Cada una de las cinco estatuas que conforman este grupo escultórico, y que representan al propio Onésimo Redondo, un campesino, un obrero, un estudiante y un combatiente, tiene una altura de tres metros y medio, mientras que el yugo y las flechas miden doce metros. Esta circunstancia, unida a su elevado peso, es lo que ha impedido finalmente su traslado al Centro Documental.


Ahora, con el destino final resuelto gracias a la colaboración del Ministerio de Cultura, el de Industria podrá comenzar con los trabajos de demolición y desmontaje, que tienen un plazo de ejecución previsto de un mes. Antes de hacerlo, según recoge la memoria del proyecto, se deberá comprobar que las obras no afectarán a los servicios públicos. «Se tendrá en cuenta la existencia del tendido eléctrico en las inmediaciones, realizando en su caso el corte de los mismos y desvío de cableado», como reza en la licencia.
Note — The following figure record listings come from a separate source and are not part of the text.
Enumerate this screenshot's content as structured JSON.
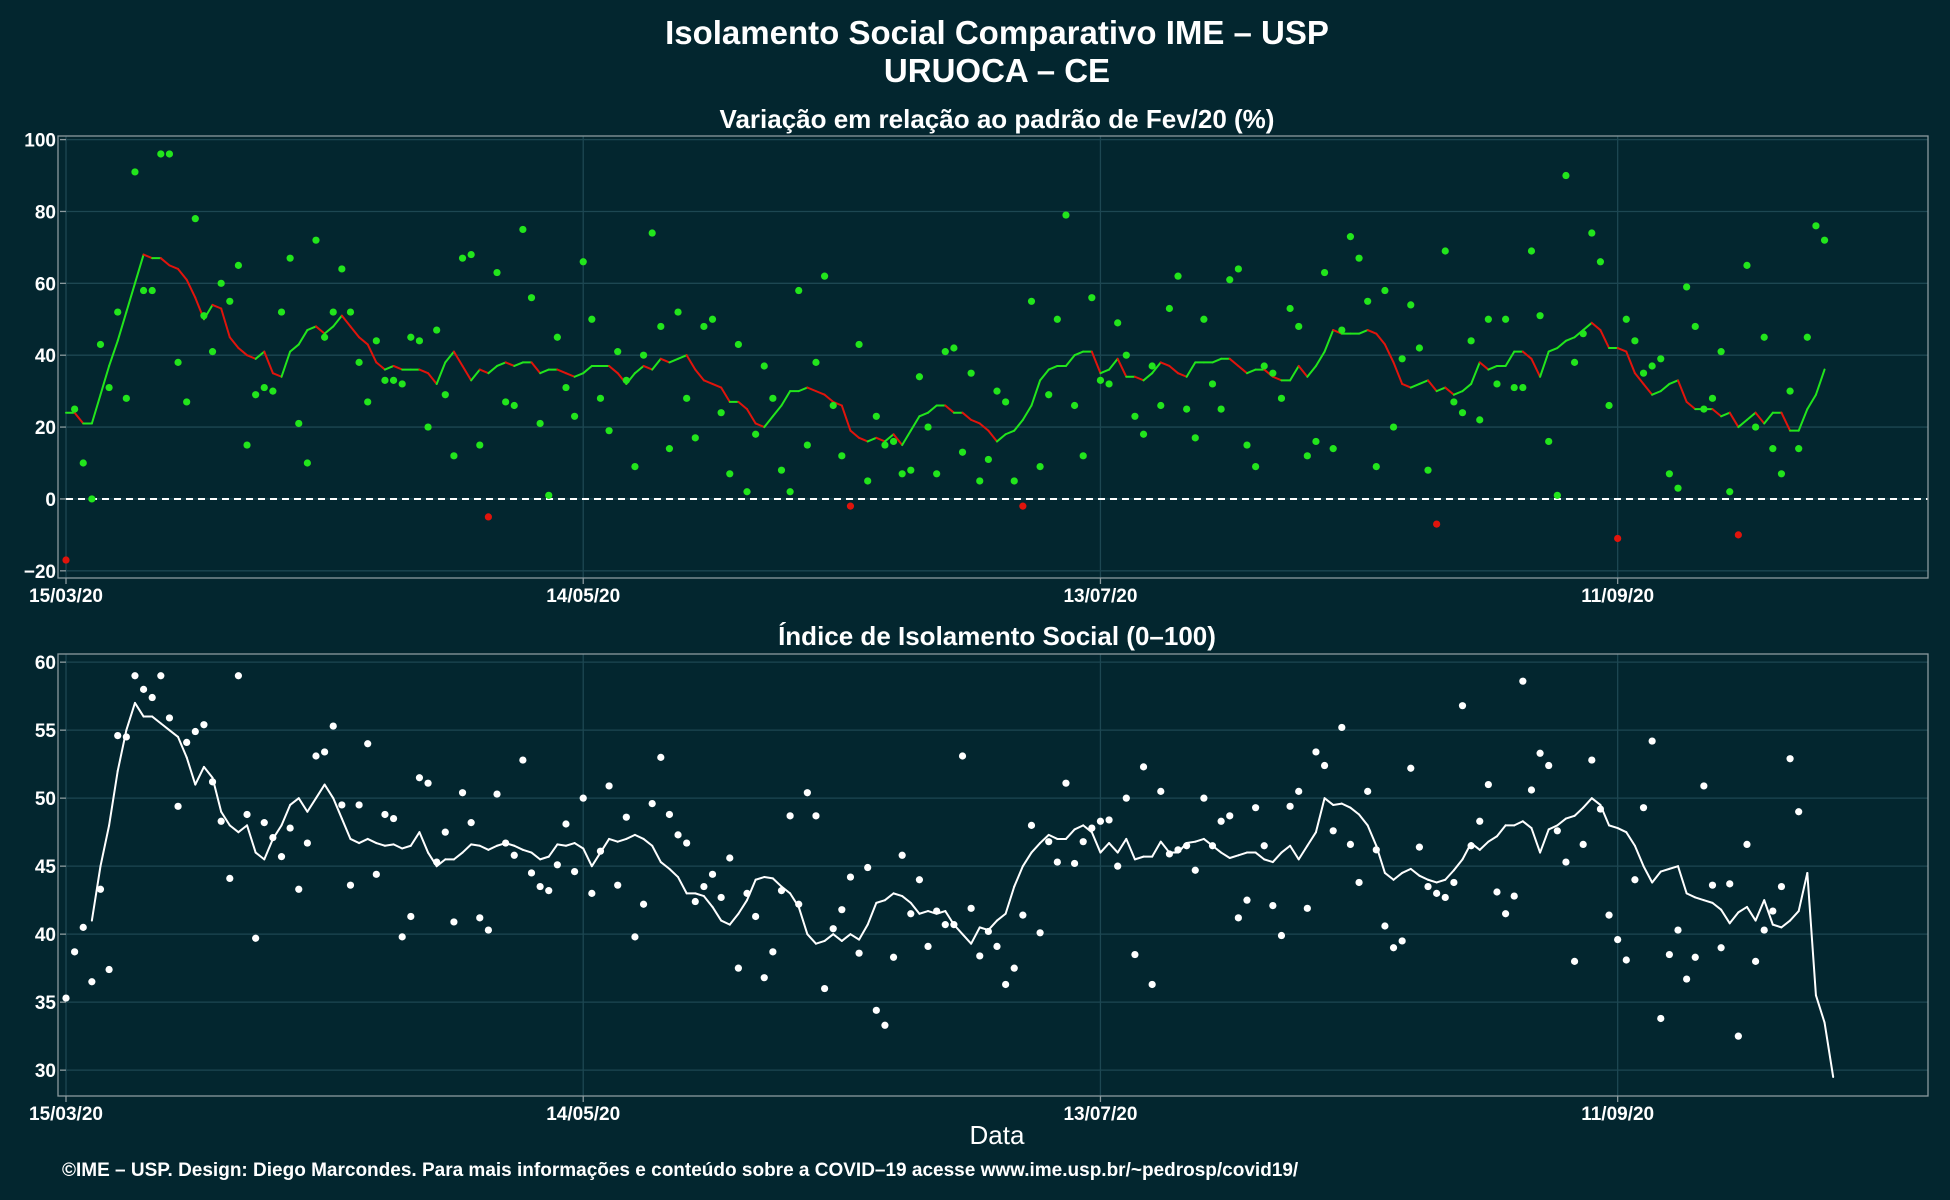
{
  "title": "Isolamento Social Comparativo IME – USP",
  "subtitle": "URUOCA – CE",
  "xlabel": "Data",
  "footer": "©IME – USP. Design: Diego Marcondes. Para mais informações e conteúdo sobre a COVID–19 acesse www.ime.usp.br/~pedrosp/covid19/",
  "colors": {
    "background": "#03262f",
    "positive": "#22e51c",
    "negative": "#e0140c",
    "index": "#ffffff"
  },
  "chart_data": [
    {
      "type": "scatter",
      "title": "Variação em relação ao padrão de Fev/20 (%)",
      "x_start": "2020-03-15",
      "x_end": "2020-10-17",
      "x_ticks": [
        "15/03/20",
        "14/05/20",
        "13/07/20",
        "11/09/20"
      ],
      "y_ticks": [
        100,
        80,
        60,
        40,
        20,
        0,
        -20
      ],
      "ylim": [
        -22,
        101
      ],
      "reference_line": 0,
      "grid": true,
      "series": [
        {
          "values": [
            -17,
            25,
            10,
            0,
            43,
            31,
            52,
            28,
            91,
            58,
            58,
            96,
            96,
            38,
            27,
            78,
            51,
            41,
            60,
            55,
            65,
            15,
            29,
            31,
            30,
            52,
            67,
            21,
            10,
            72,
            45,
            52,
            64,
            52,
            38,
            27,
            44,
            33,
            33,
            32,
            45,
            44,
            20,
            47,
            29,
            12,
            67,
            68,
            15,
            -5,
            63,
            27,
            26,
            75,
            56,
            21,
            1,
            45,
            31,
            23,
            66,
            50,
            28,
            19,
            41,
            33,
            9,
            40,
            74,
            48,
            14,
            52,
            28,
            17,
            48,
            50,
            24,
            7,
            43,
            2,
            18,
            37,
            28,
            8,
            2,
            58,
            15,
            38,
            62,
            26,
            12,
            -2,
            43,
            5,
            23,
            15,
            16,
            7,
            8,
            34,
            20,
            7,
            41,
            42,
            13,
            35,
            5,
            11,
            30,
            27,
            5,
            -2,
            55,
            9,
            29,
            50,
            79,
            26,
            12,
            56,
            33,
            32,
            49,
            40,
            23,
            18,
            37,
            26,
            53,
            62,
            25,
            17,
            50,
            32,
            25,
            61,
            64,
            15,
            9,
            37,
            35,
            28,
            53,
            48,
            12,
            16,
            63,
            14,
            47,
            73,
            67,
            55,
            9,
            58,
            20,
            39,
            54,
            42,
            8,
            -7,
            69,
            27,
            24,
            44,
            22,
            50,
            32,
            50,
            31,
            31,
            69,
            51,
            16,
            1,
            90,
            38,
            46,
            74,
            66,
            26,
            -11,
            50,
            44,
            35,
            37,
            39,
            7,
            3,
            59,
            48,
            25,
            28,
            41,
            2,
            -10,
            65,
            20,
            45,
            14,
            7,
            30,
            14,
            45,
            76,
            72
          ]
        },
        {
          "values": [
            24,
            24,
            21,
            21,
            29,
            37,
            44,
            52,
            60,
            68,
            67,
            67,
            65,
            64,
            61,
            56,
            50,
            54,
            53,
            45,
            42,
            40,
            39,
            41,
            35,
            34,
            41,
            43,
            47,
            48,
            46,
            48,
            51,
            48,
            45,
            43,
            38,
            36,
            37,
            36,
            36,
            36,
            35,
            32,
            38,
            41,
            37,
            33,
            36,
            35,
            37,
            38,
            37,
            38,
            38,
            35,
            36,
            36,
            35,
            34,
            35,
            37,
            37,
            37,
            35,
            32,
            35,
            37,
            36,
            39,
            38,
            39,
            40,
            36,
            33,
            32,
            31,
            27,
            27,
            25,
            21,
            20,
            23,
            26,
            30,
            30,
            31,
            30,
            29,
            27,
            26,
            19,
            17,
            16,
            17,
            16,
            18,
            15,
            19,
            23,
            24,
            26,
            26,
            24,
            24,
            22,
            21,
            19,
            16,
            18,
            19,
            22,
            26,
            33,
            36,
            37,
            37,
            40,
            41,
            41,
            35,
            36,
            39,
            34,
            34,
            33,
            35,
            38,
            37,
            35,
            34,
            38,
            38,
            38,
            39,
            39,
            37,
            35,
            36,
            36,
            34,
            33,
            33,
            37,
            34,
            37,
            41,
            47,
            46,
            46,
            46,
            47,
            46,
            43,
            38,
            32,
            31,
            32,
            33,
            30,
            31,
            29,
            30,
            32,
            38,
            36,
            37,
            37,
            41,
            41,
            39,
            34,
            41,
            42,
            44,
            45,
            47,
            49,
            47,
            42,
            42,
            41,
            35,
            32,
            29,
            30,
            32,
            33,
            27,
            25,
            25,
            25,
            23,
            24,
            20,
            22,
            24,
            21,
            24,
            24,
            19,
            19,
            25,
            29,
            36
          ]
        }
      ]
    },
    {
      "type": "scatter",
      "title": "Índice de Isolamento Social (0–100)",
      "x_start": "2020-03-15",
      "x_end": "2020-10-17",
      "x_ticks": [
        "15/03/20",
        "14/05/20",
        "13/07/20",
        "11/09/20"
      ],
      "y_ticks": [
        60,
        55,
        50,
        45,
        40,
        35,
        30
      ],
      "ylim": [
        28.1,
        60.6
      ],
      "grid": true,
      "series": [
        {
          "values": [
            35.3,
            38.7,
            40.5,
            36.5,
            43.3,
            37.4,
            54.6,
            54.5,
            59,
            58,
            57.4,
            59,
            55.9,
            49.4,
            54.1,
            54.9,
            55.4,
            51.2,
            48.3,
            44.1,
            59,
            48.8,
            39.7,
            48.2,
            47.1,
            45.7,
            47.8,
            43.3,
            46.7,
            53.1,
            53.4,
            55.3,
            49.5,
            43.6,
            49.5,
            54,
            44.4,
            48.8,
            48.5,
            39.8,
            41.3,
            51.5,
            51.1,
            45.3,
            47.5,
            40.9,
            50.4,
            48.2,
            41.2,
            40.3,
            50.3,
            46.7,
            45.8,
            52.8,
            44.5,
            43.5,
            43.2,
            45.1,
            48.1,
            44.6,
            50,
            43,
            46.1,
            50.9,
            43.6,
            48.6,
            39.8,
            42.2,
            49.6,
            53,
            48.8,
            47.3,
            46.7,
            42.4,
            43.5,
            44.4,
            42.7,
            45.6,
            37.5,
            43,
            41.3,
            36.8,
            38.7,
            43.2,
            48.7,
            42.2,
            50.4,
            48.7,
            36,
            40.4,
            41.8,
            44.2,
            38.6,
            44.9,
            34.4,
            33.3,
            38.3,
            45.8,
            41.5,
            44,
            39.1,
            41.7,
            40.7,
            40.7,
            53.1,
            41.9,
            38.4,
            40.2,
            39.1,
            36.3,
            37.5,
            41.4,
            48,
            40.1,
            46.8,
            45.3,
            51.1,
            45.2,
            46.8,
            47.8,
            48.3,
            48.4,
            45,
            50,
            38.5,
            52.3,
            36.3,
            50.5,
            45.9,
            46.2,
            46.5,
            44.7,
            50,
            46.5,
            48.3,
            48.7,
            41.2,
            42.5,
            49.3,
            46.5,
            42.1,
            39.9,
            49.4,
            50.5,
            41.9,
            53.4,
            52.4,
            47.6,
            55.2,
            46.6,
            43.8,
            50.5,
            46.2,
            40.6,
            39,
            39.5,
            52.2,
            46.4,
            43.5,
            43,
            42.7,
            43.8,
            56.8,
            46.5,
            48.3,
            51,
            43.1,
            41.5,
            42.8,
            58.6,
            50.6,
            53.3,
            52.4,
            47.6,
            45.3,
            38,
            46.6,
            52.8,
            49.2,
            41.4,
            39.6,
            38.1,
            44,
            49.3,
            54.2,
            33.8,
            38.5,
            40.3,
            36.7,
            38.3,
            50.9,
            43.6,
            39,
            43.7,
            32.5,
            46.6,
            38,
            40.3,
            41.7,
            43.5,
            52.9,
            49
          ]
        },
        {
          "values": [
            null,
            null,
            null,
            41,
            45,
            48,
            52,
            55,
            57,
            56,
            56,
            55.5,
            55,
            54.5,
            53,
            51,
            52.3,
            51.5,
            49,
            48,
            47.5,
            48,
            46,
            45.5,
            47,
            48,
            49.5,
            50,
            49,
            50,
            51,
            50,
            48.5,
            47,
            46.7,
            47,
            46.7,
            46.5,
            46.6,
            46.3,
            46.5,
            47.5,
            46,
            45,
            45.5,
            45.5,
            46,
            46.6,
            46.5,
            46.2,
            46.5,
            46.7,
            46.5,
            46.2,
            46,
            45.5,
            45.7,
            46.6,
            46.5,
            46.7,
            46.3,
            45,
            46,
            47,
            46.8,
            47,
            47.3,
            47,
            46.5,
            45.3,
            44.8,
            44.2,
            43,
            43,
            42.8,
            42,
            41,
            40.7,
            41.5,
            42.5,
            44,
            44.2,
            44.1,
            43.5,
            43,
            42,
            40,
            39.3,
            39.5,
            40,
            39.5,
            40,
            39.6,
            40.7,
            42.3,
            42.5,
            43,
            42.8,
            42.3,
            41.5,
            41.7,
            41.5,
            41.7,
            40.7,
            40,
            39.3,
            40.5,
            40.3,
            41,
            41.5,
            43.5,
            45,
            46,
            46.7,
            47.3,
            47,
            47,
            47.7,
            48,
            47.5,
            46,
            46.7,
            46,
            47,
            45.5,
            45.7,
            45.7,
            46.8,
            46,
            46,
            46.7,
            46.8,
            47,
            46.5,
            46,
            45.6,
            45.8,
            46,
            46,
            45.5,
            45.3,
            46,
            46.5,
            45.5,
            46.5,
            47.5,
            50,
            49.5,
            49.6,
            49.3,
            48.8,
            48,
            46.5,
            44.5,
            44,
            44.5,
            44.8,
            44.3,
            44,
            43.8,
            44,
            44.7,
            45.5,
            46.7,
            46.2,
            46.8,
            47.2,
            48,
            48,
            48.3,
            47.8,
            46,
            47.7,
            48,
            48.5,
            48.7,
            49.3,
            50,
            49.5,
            48,
            47.8,
            47.5,
            46.5,
            45,
            43.8,
            44.6,
            44.8,
            45,
            43,
            42.7,
            42.5,
            42.3,
            41.8,
            40.8,
            41.6,
            42,
            41,
            42.5,
            40.7,
            40.5,
            41,
            41.7,
            44.5,
            35.5,
            33.5,
            29.5
          ]
        }
      ]
    }
  ]
}
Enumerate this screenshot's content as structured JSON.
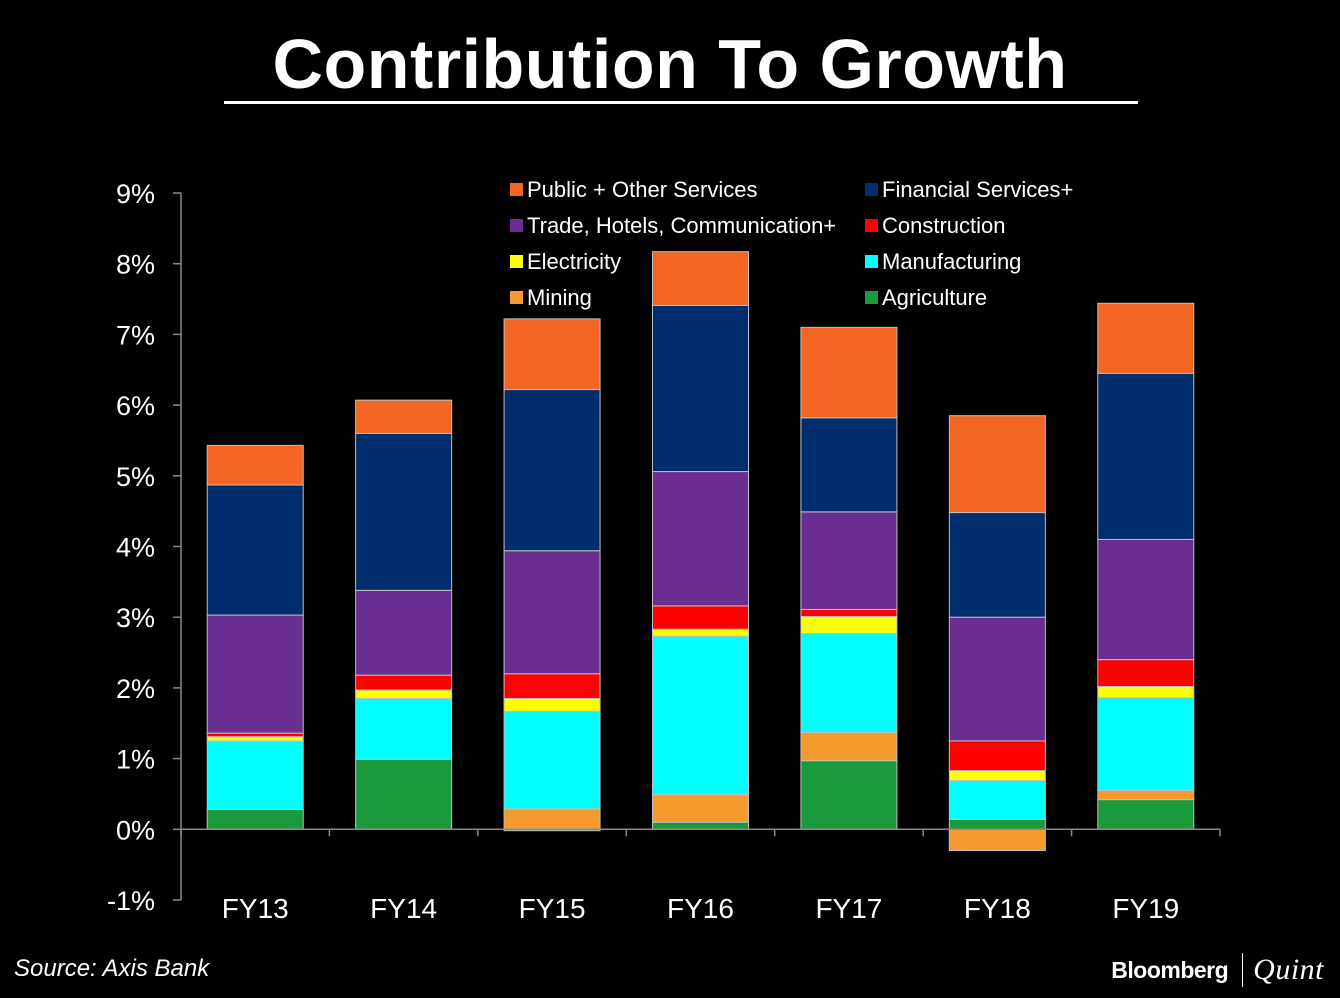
{
  "header": {
    "title": "Contribution To Growth"
  },
  "footer": {
    "source": "Source: Axis Bank",
    "brand_primary": "Bloomberg",
    "brand_secondary": "Quint"
  },
  "chart_data": {
    "type": "bar",
    "stacked": true,
    "title": "Contribution To Growth",
    "xlabel": "",
    "ylabel": "",
    "categories": [
      "FY13",
      "FY14",
      "FY15",
      "FY16",
      "FY17",
      "FY18",
      "FY19"
    ],
    "ylim": [
      -1,
      9
    ],
    "yticks": [
      -1,
      0,
      1,
      2,
      3,
      4,
      5,
      6,
      7,
      8,
      9
    ],
    "ytick_labels": [
      "-1%",
      "0%",
      "1%",
      "2%",
      "3%",
      "4%",
      "5%",
      "6%",
      "7%",
      "8%",
      "9%"
    ],
    "grid": false,
    "legend_position": "top",
    "series": [
      {
        "name": "Agriculture",
        "color": "#1a9a3c",
        "values": [
          0.28,
          0.99,
          -0.02,
          0.1,
          0.97,
          0.14,
          0.42
        ]
      },
      {
        "name": "Mining",
        "color": "#f59a2e",
        "values": [
          0.0,
          0.0,
          0.29,
          0.39,
          0.4,
          -0.3,
          0.13
        ]
      },
      {
        "name": "Manufacturing",
        "color": "#00ffff",
        "values": [
          0.97,
          0.86,
          1.38,
          2.24,
          1.4,
          0.55,
          1.31
        ]
      },
      {
        "name": "Electricity",
        "color": "#ffff00",
        "values": [
          0.06,
          0.12,
          0.18,
          0.1,
          0.24,
          0.14,
          0.16
        ]
      },
      {
        "name": "Construction",
        "color": "#ff0000",
        "values": [
          0.05,
          0.21,
          0.35,
          0.33,
          0.1,
          0.42,
          0.38
        ]
      },
      {
        "name": "Trade, Hotels, Communication+",
        "color": "#6a2d91",
        "values": [
          1.67,
          1.2,
          1.74,
          1.9,
          1.38,
          1.75,
          1.7
        ]
      },
      {
        "name": "Construction",
        "color": "#ff0000",
        "values": [
          0,
          0,
          0,
          0,
          0,
          0,
          0
        ]
      },
      {
        "name": "Financial Services+",
        "color": "#002d6e",
        "values": [
          1.84,
          2.22,
          2.28,
          2.35,
          1.33,
          1.48,
          2.35
        ]
      },
      {
        "name": "Public + Other Services",
        "color": "#f26522",
        "values": [
          0.56,
          0.47,
          1.0,
          0.76,
          1.28,
          1.37,
          0.99
        ]
      }
    ],
    "legend": [
      [
        "Public + Other Services",
        "Financial Services+"
      ],
      [
        "Trade, Hotels, Communication+",
        "Construction"
      ],
      [
        "Electricity",
        "Manufacturing"
      ],
      [
        "Mining",
        "Agriculture"
      ]
    ],
    "legend_colors": [
      [
        "#f26522",
        "#002d6e"
      ],
      [
        "#6a2d91",
        "#ff0000"
      ],
      [
        "#ffff00",
        "#00ffff"
      ],
      [
        "#f59a2e",
        "#1a9a3c"
      ]
    ]
  }
}
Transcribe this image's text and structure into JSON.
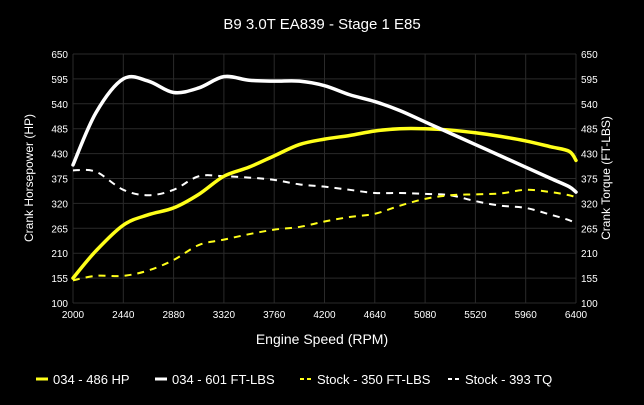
{
  "chart_data": {
    "type": "line",
    "title": "B9 3.0T EA839 - Stage 1 E85",
    "xlabel": "Engine Speed (RPM)",
    "ylabel": "Crank Horsepower (HP)",
    "y2label": "Crank Torque (FT-LBS)",
    "xlim": [
      2000,
      6400
    ],
    "ylim": [
      100,
      650
    ],
    "y2lim": [
      100,
      650
    ],
    "xticks": [
      2000,
      2440,
      2880,
      3320,
      3760,
      4200,
      4640,
      5080,
      5520,
      5960,
      6400
    ],
    "yticks": [
      100,
      155,
      210,
      265,
      320,
      375,
      430,
      485,
      540,
      595,
      650
    ],
    "grid": true,
    "legend_position": "bottom",
    "x": [
      2000,
      2200,
      2440,
      2660,
      2880,
      3100,
      3320,
      3540,
      3760,
      3980,
      4200,
      4420,
      4640,
      4860,
      5080,
      5300,
      5520,
      5740,
      5960,
      6180,
      6340,
      6400
    ],
    "series": [
      {
        "name": "034 - 486 HP",
        "color": "#ffff1a",
        "dashed": false,
        "values": [
          155,
          215,
          272,
          295,
          310,
          340,
          380,
          400,
          425,
          450,
          462,
          470,
          480,
          485,
          485,
          482,
          476,
          468,
          458,
          445,
          435,
          415
        ]
      },
      {
        "name": "034 - 601 FT-LBS",
        "color": "#ffffff",
        "dashed": false,
        "values": [
          405,
          520,
          595,
          590,
          565,
          575,
          600,
          592,
          590,
          590,
          580,
          560,
          545,
          525,
          500,
          475,
          450,
          425,
          400,
          375,
          357,
          345
        ]
      },
      {
        "name": "Stock - 350 FT-LBS",
        "color": "#ffff1a",
        "dashed": true,
        "values": [
          150,
          160,
          160,
          172,
          195,
          228,
          240,
          252,
          262,
          268,
          280,
          290,
          297,
          315,
          330,
          338,
          340,
          342,
          350,
          345,
          338,
          333
        ]
      },
      {
        "name": "Stock - 393 TQ",
        "color": "#ffffff",
        "dashed": true,
        "values": [
          393,
          390,
          350,
          338,
          350,
          380,
          380,
          377,
          372,
          362,
          357,
          350,
          343,
          343,
          341,
          338,
          325,
          315,
          310,
          295,
          283,
          275
        ]
      }
    ]
  }
}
El proyecto de derribo que maneja el Ministerio de Industria solo contempla la conservación de la estatua y detalla cómo ha de llevarse a cabo la obra. Lo primero que se hará será desmontar el grupo escultórico con un camión grúa y unas eslingas. Después, «las esculturas deberán ser separadas en figuras individuales, siendo todas ellas numeradas para su ulterior montaje».


Posteriormente  se almacenarán «tumbadas sobre palés, con cuñas, calzos y los acolchados necesarios». Por último, se retirarán el yugo y las flechas y se derribarán «las pilastras simétricas de hormigón armado» para acabar con la base del monumento con un martillo hidráulico.


El monumento a Onésimo Redondo, fundador de las Juntas de Ofensiva Nacional Sindicalista (JONS), se inauguró el 24 de julio de 1961 para conmemorar el 25 aniversario de su muerte. Se trata de un monumento que ha estado rodeado de polémica en los últimos años y ha sido objeto de actos de vandalismo constantes en forma de pintadas por los partidarios de retirarlo.